Back to the duti who has another quality that must be remarked upon - her devotion to the interest of the man, to the sadhaka. It is explicitly stated that 'her selection, therefore, should be irrespective of her beauty, caste, etcet.'
[Ch. XXIX 101]. If we move aside this devotional aspect - though this
is expressed in terms of identification with rather than worship per se -
the picture of the duti is not unattractive: her superficial and social aspects are of no consequence but what is important is her vira,
the same bold and 'virile' character of the man, the same lack of doubt
and determination and the same wilfulness towards the end. Now the
picture of the woman changes - she is not an excluded exploited woman
(from the perspective of those commited to social duty) but an
independent woman choosing to engage in sexual ritual. Once inside the
closed secretive ritual circle, we find what we would recognise as
something more modern, although I would prefer to see it as simply
liberatory of the sort of person to be found in all times and in all
societies and which only wealth and progress has enabled to come out
into the open in recent centuries.
This will to be is
the probable secret here and the will to be applies to both partners.
Indeed, there is an argument that it is the male that is still stuck in
the essentialist traditionalism that make him the organising principle
and that it is the woman, equally active within the ceremony, that is
the more liberated within what amounts to a cultically sanctioned safe
haven.
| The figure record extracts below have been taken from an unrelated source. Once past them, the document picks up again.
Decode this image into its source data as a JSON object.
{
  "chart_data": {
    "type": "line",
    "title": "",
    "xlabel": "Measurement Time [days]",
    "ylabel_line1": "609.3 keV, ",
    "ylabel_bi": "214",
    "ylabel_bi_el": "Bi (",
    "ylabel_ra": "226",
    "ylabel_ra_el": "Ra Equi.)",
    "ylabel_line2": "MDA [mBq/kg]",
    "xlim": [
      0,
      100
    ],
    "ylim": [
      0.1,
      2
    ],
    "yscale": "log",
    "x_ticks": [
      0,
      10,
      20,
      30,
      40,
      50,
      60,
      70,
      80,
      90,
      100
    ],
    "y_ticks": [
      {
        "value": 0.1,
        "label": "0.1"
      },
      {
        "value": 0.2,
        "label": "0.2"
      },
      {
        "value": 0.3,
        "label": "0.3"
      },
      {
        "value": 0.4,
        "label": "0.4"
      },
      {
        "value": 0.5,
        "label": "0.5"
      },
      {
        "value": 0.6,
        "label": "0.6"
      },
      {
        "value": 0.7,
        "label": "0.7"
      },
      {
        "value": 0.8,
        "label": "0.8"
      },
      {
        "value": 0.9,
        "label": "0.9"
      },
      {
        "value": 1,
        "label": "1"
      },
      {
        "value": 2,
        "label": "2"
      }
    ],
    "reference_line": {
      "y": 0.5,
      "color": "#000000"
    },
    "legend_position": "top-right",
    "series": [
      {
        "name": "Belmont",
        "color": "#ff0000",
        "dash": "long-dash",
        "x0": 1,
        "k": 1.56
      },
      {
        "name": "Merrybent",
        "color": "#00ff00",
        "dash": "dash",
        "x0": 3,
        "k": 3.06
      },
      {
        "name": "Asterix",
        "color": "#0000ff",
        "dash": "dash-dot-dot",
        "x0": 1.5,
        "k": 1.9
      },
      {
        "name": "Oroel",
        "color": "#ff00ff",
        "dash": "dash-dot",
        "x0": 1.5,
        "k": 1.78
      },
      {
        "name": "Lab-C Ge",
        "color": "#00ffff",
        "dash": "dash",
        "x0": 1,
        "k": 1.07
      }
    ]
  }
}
It is the male voice in the writing that sounds shrill and
hysterical. The female voice may be silent but appears silent from
strength and inwardness. For all the male chatter, it is she who is the
active principle. Three types of duti are suggested, She who is
divine, infusing the virile (boldness and power) into the male (an
active principle). She who is initiated by a more advanced male into her
own state beyond fear and doubt (a passive but learning version). And
she who is a sahaja (a spiritual sister) where the potencies
between male and female are experienced simultaneously (a principle of
equality). There is nothing inherently exploitative in any of these -
she is in command or she is learning or she is 'enjoying'. She is not a
thing being used - at least in the theory.
The pushing
away of the wife (and the proscriptions against incest and intimate
friends) from this process is equally interesting because there is a
deliberate attempt to distance the sexual ritual from a certain set of
'love' emotions - attachment, friendship, affection, responsibility -
but without negating a consequent unattached rush of different
unattached or even detached 'love-like' emotions from the act itself.
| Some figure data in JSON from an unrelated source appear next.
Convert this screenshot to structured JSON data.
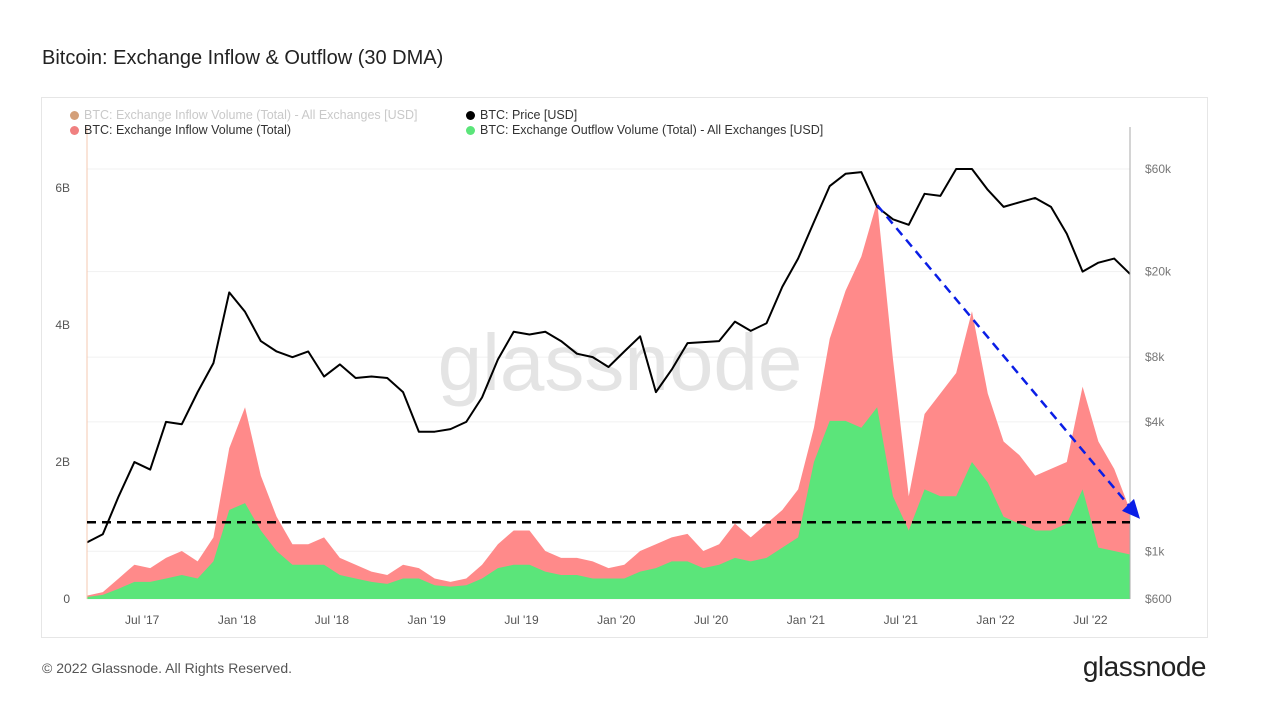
{
  "title": "Bitcoin: Exchange Inflow & Outflow (30 DMA)",
  "footer": "© 2022 Glassnode. All Rights Reserved.",
  "logo": "glassnode",
  "watermark": "glassnode",
  "colors": {
    "inflow_usd": "#d4a07a",
    "price": "#000000",
    "inflow": "#ff8a8a",
    "outflow": "#5be57a",
    "arrow": "#0a1ee6",
    "baseline": "#000000"
  },
  "legend": [
    {
      "label": "BTC: Exchange Inflow Volume (Total) - All Exchanges [USD]",
      "color": "#d4a07a",
      "dimmed": true
    },
    {
      "label": "BTC: Price [USD]",
      "color": "#000000",
      "dimmed": false
    },
    {
      "label": "BTC: Exchange Inflow Volume (Total)",
      "color": "#f08080",
      "dimmed": false
    },
    {
      "label": "BTC: Exchange Outflow Volume (Total) - All Exchanges [USD]",
      "color": "#5be57a",
      "dimmed": false
    }
  ],
  "chart_data": {
    "type": "area",
    "x_range": [
      "2017-03",
      "2022-09"
    ],
    "x_ticks": [
      "Jul '17",
      "Jan '18",
      "Jul '18",
      "Jan '19",
      "Jul '19",
      "Jan '20",
      "Jul '20",
      "Jan '21",
      "Jul '21",
      "Jan '22",
      "Jul '22"
    ],
    "y_left": {
      "ticks": [
        "0",
        "2B",
        "4B",
        "6B"
      ],
      "tick_values": [
        0,
        2,
        4,
        6
      ],
      "unit": "B",
      "range": [
        0,
        6.9
      ]
    },
    "y_right": {
      "scale": "log",
      "ticks": [
        "$600",
        "$1k",
        "$4k",
        "$8k",
        "$20k",
        "$60k"
      ],
      "tick_values": [
        600,
        1000,
        4000,
        8000,
        20000,
        60000
      ],
      "range": [
        600,
        60000
      ]
    },
    "grid": true,
    "legend_position": "top-left",
    "x": [
      "2017-03",
      "2017-04",
      "2017-05",
      "2017-06",
      "2017-07",
      "2017-08",
      "2017-09",
      "2017-10",
      "2017-11",
      "2017-12",
      "2018-01",
      "2018-02",
      "2018-03",
      "2018-04",
      "2018-05",
      "2018-06",
      "2018-07",
      "2018-08",
      "2018-09",
      "2018-10",
      "2018-11",
      "2018-12",
      "2019-01",
      "2019-02",
      "2019-03",
      "2019-04",
      "2019-05",
      "2019-06",
      "2019-07",
      "2019-08",
      "2019-09",
      "2019-10",
      "2019-11",
      "2019-12",
      "2020-01",
      "2020-02",
      "2020-03",
      "2020-04",
      "2020-05",
      "2020-06",
      "2020-07",
      "2020-08",
      "2020-09",
      "2020-10",
      "2020-11",
      "2020-12",
      "2021-01",
      "2021-02",
      "2021-03",
      "2021-04",
      "2021-05",
      "2021-06",
      "2021-07",
      "2021-08",
      "2021-09",
      "2021-10",
      "2021-11",
      "2021-12",
      "2022-01",
      "2022-02",
      "2022-03",
      "2022-04",
      "2022-05",
      "2022-06",
      "2022-07",
      "2022-08",
      "2022-09"
    ],
    "series": [
      {
        "name": "BTC: Exchange Inflow Volume (Total)",
        "axis": "left",
        "values": [
          0.05,
          0.1,
          0.3,
          0.5,
          0.45,
          0.6,
          0.7,
          0.55,
          0.9,
          2.2,
          2.8,
          1.8,
          1.2,
          0.8,
          0.8,
          0.9,
          0.6,
          0.5,
          0.4,
          0.35,
          0.5,
          0.45,
          0.3,
          0.25,
          0.3,
          0.5,
          0.8,
          1.0,
          1.0,
          0.7,
          0.6,
          0.6,
          0.55,
          0.45,
          0.5,
          0.7,
          0.8,
          0.9,
          0.95,
          0.7,
          0.8,
          1.1,
          0.9,
          1.1,
          1.3,
          1.6,
          2.5,
          3.8,
          4.5,
          5.0,
          5.8,
          3.5,
          1.5,
          2.7,
          3.0,
          3.3,
          4.2,
          3.0,
          2.3,
          2.1,
          1.8,
          1.9,
          2.0,
          3.1,
          2.3,
          1.9,
          1.3
        ]
      },
      {
        "name": "BTC: Exchange Outflow Volume (Total) - All Exchanges [USD]",
        "axis": "left",
        "values": [
          0.03,
          0.06,
          0.15,
          0.25,
          0.25,
          0.3,
          0.35,
          0.3,
          0.55,
          1.3,
          1.4,
          1.0,
          0.7,
          0.5,
          0.5,
          0.5,
          0.35,
          0.3,
          0.25,
          0.22,
          0.3,
          0.3,
          0.2,
          0.18,
          0.2,
          0.3,
          0.45,
          0.5,
          0.5,
          0.4,
          0.35,
          0.35,
          0.3,
          0.3,
          0.3,
          0.4,
          0.45,
          0.55,
          0.55,
          0.45,
          0.5,
          0.6,
          0.55,
          0.6,
          0.75,
          0.9,
          2.0,
          2.6,
          2.6,
          2.5,
          2.8,
          1.5,
          1.0,
          1.6,
          1.5,
          1.5,
          2.0,
          1.7,
          1.2,
          1.1,
          1.0,
          1.0,
          1.1,
          1.6,
          0.75,
          0.7,
          0.65
        ]
      },
      {
        "name": "BTC: Price [USD]",
        "axis": "right",
        "values": [
          1100,
          1200,
          1800,
          2600,
          2400,
          4000,
          3900,
          5500,
          7500,
          16000,
          13000,
          9500,
          8500,
          8000,
          8500,
          6500,
          7400,
          6400,
          6500,
          6400,
          5500,
          3600,
          3600,
          3700,
          4000,
          5200,
          7800,
          10500,
          10200,
          10500,
          9500,
          8300,
          8000,
          7200,
          8500,
          10000,
          5500,
          7000,
          9300,
          9400,
          9500,
          11700,
          10600,
          11500,
          17000,
          23000,
          34000,
          50000,
          57000,
          58000,
          40000,
          35000,
          33000,
          46000,
          45000,
          60000,
          60000,
          48000,
          40000,
          42000,
          44000,
          40000,
          30000,
          20000,
          22000,
          23000,
          19500
        ]
      }
    ],
    "annotations": [
      {
        "type": "horizontal-dashed-line",
        "axis": "left",
        "value": 1.12,
        "color": "#000000"
      },
      {
        "type": "dashed-arrow",
        "color": "#0a1ee6",
        "from": {
          "x": "2021-05",
          "y": 5.75
        },
        "to": {
          "x": "2022-09",
          "y": 1.17
        }
      }
    ]
  }
}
There is a refinement here that is lacking in Western discourse where
love is an either/or in which sexual engagement without the former set
of emotions is almost automatically consigned into the category of
animal rutting. The Tantric model is very different, enabling a wider
palette of emotional (or is it biochemical?) engagement centred on the
aim or intention of the act. Perhaps the second set of emotions are best
described in terms of bliss under conditions of mutual and egalitarian
respect without the necessity of other bonds. The texts go further by
suggesting that the duti is selected precisely because there is
no prior sexual desire involved and this is seen as part of the heroic
act - which, of course, is totally counter-intuitive to all Western ways
of thinking. The whole business is not even supposed to be 'enjoyable'
in a conventional sense (that is as fulfilment of desire), but just a
means, a trigger, to an end, the inwardness of knowing oneself (to put
it into Greek terms) and establishing the degree to which one is focused
on the ultimate end of 'heaven' (to put it into Christian). There is an
energetics here that help define what is supposed to be felt and which
takes us closer to the psycho-technology involved: what happens during
sex in terms of stimulus on the male; the going deep within; the
energetics of climax; the grounding that takes place; the orgasm itself;
and the duti as energetic principle in herself. The sadhaka
becomes drawn into his own internality, a biochemical response
associated with the heart or with the sexual organs. From one of these
perceived centres, the bliss emerges.